AllenInstitute / AllenSDK

code for reading and processing Allen Institute for Brain Science data
https://allensdk.readthedocs.io/en/latest/
Other
340 stars 149 forks source link

Address issues with mFish, suite2p segmented data in the SDK #2464

Closed morriscb closed 2 years ago

morriscb commented 2 years ago

Got a email from Marina regarding an issue with loading files.

Hey Chris, I can see that new outputs have been generated for the experiments you re-ran, but I am unable to load the data via the SDK. I am getting some key error (full error message in screenshots below) saying that the key ‘filepath’ is incorrect.

I noticed that there is a new roi_traces.h5 file in the ‘processed’ directory in lims for this specific experiment, and that there is also an roi_traces.h5 in the main experiment directory. This makes me wonder whether the output files are being saved to a different location such that the lims well known file is pointing to the wrong thing? Or some other such thing that could cause lims to not be able to find some file. Just a wild guess.

On the bright side, when I load one of the new roi_traces.h5 or experiment_dff.h5 files that was generated yesterday, I can see that there are >60 traces, which means there were plenty of ROIs segmented, which is a big step forward! When I plot the traces from the manually loaded file, some of them look normal-ish, but many of them look like noise, which is probably because we haven’t applied a classifier yet (which is fine at this point).

Heres an example of a trace from manually loaded file: image.png

morriscb commented 2 years ago

Scott's comment is that this is due to the SDK expecting data products from legacy segmentation to be present. As we aren't running these legacy pipelines for these data, the failures are not unexpected. A meeting with Marina to get requirements for running and what is "done" will help. #2458

The line of code that is actually failing for Marina is failing on this query

                SELECT
                    wkf.storage_directory || wkf.filename AS filepath,
                    wkft.name as wkfn
                FROM ophys_experiments oe
                JOIN ophys_cell_segmentation_runs ocsr
                ON ocsr.ophys_experiment_id = oe.id
                JOIN well_known_files wkf ON wkf.attachable_id = ocsr.id
                JOIN well_known_file_types wkft
                ON wkft.id = wkf.well_known_file_type_id
                WHERE ocsr.current = 't'
                AND wkf.attachable_type = 'OphysCellSegmentationRun'
                AND wkft.name IN ('OphysMaxIntImage',
                    'OphysAverageIntensityProjectionImage')
                AND oe.id = {};

Those OphysMaxIntImage, OphysAverageIntensityProjectionImage reek of legacy motion correction/segmentation to me.

So, I think the actual problem is that trying to load a BehaviorSession with the SDK involves trying to load the entire legacy data model as it existed circa March 2021, whereas what we have been trying to support is “just get me some modern traces and worry about the rest later.” Unless that is not what we are trying to support right now and we really do need to get every data structure for learning-mFISH in a state such that the SDK can load it.

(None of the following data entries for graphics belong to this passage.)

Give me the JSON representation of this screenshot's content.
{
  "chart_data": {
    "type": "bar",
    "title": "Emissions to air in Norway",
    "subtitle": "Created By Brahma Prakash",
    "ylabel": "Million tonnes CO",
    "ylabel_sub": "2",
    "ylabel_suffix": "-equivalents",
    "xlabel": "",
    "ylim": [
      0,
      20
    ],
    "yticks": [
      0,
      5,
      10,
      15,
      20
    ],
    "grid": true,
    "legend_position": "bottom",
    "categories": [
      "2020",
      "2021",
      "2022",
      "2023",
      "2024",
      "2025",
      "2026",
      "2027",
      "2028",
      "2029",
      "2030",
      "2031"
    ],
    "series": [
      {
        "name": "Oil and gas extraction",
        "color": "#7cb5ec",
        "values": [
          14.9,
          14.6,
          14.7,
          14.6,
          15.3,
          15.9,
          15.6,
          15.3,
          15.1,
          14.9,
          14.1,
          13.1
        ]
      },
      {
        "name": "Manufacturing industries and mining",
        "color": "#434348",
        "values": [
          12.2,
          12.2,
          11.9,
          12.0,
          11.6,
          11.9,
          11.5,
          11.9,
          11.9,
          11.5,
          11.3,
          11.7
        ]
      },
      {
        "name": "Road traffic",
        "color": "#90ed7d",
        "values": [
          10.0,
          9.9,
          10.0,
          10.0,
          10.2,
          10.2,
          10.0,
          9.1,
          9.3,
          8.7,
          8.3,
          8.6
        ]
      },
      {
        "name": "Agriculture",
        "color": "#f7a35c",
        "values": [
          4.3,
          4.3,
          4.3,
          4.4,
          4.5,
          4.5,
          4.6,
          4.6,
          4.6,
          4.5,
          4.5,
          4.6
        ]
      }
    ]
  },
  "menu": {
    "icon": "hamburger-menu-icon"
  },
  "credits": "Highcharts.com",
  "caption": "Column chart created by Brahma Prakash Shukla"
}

This is probably something we need to talk about (defining “doneness” for this scope of work). I seem to recall Chris suggesting such a conversation somewhere in this thread, but I may be hallucinating that.

Cheers,

morriscb commented 2 years ago

After chatting to Marina, she said she would send me the notebook she used to access the SDK so I can test loading the data and any modifications we make to it.

morriscb commented 2 years ago

I terms of fixing this issue, the plan currently is to modify the LIMS query to attempt to load the suite2p motion correction projection images first and then failing that default to loading the legacy segmentation projection images. mFish will currently work on this as a branch and if we get the okay from stake holders, merge this into a future verion of the SDK.

morriscb commented 2 years ago

Issues fixed by updating LIMS to write up both the average and max image in the suite2p motion correction queue and adding the query for those images to LIMS.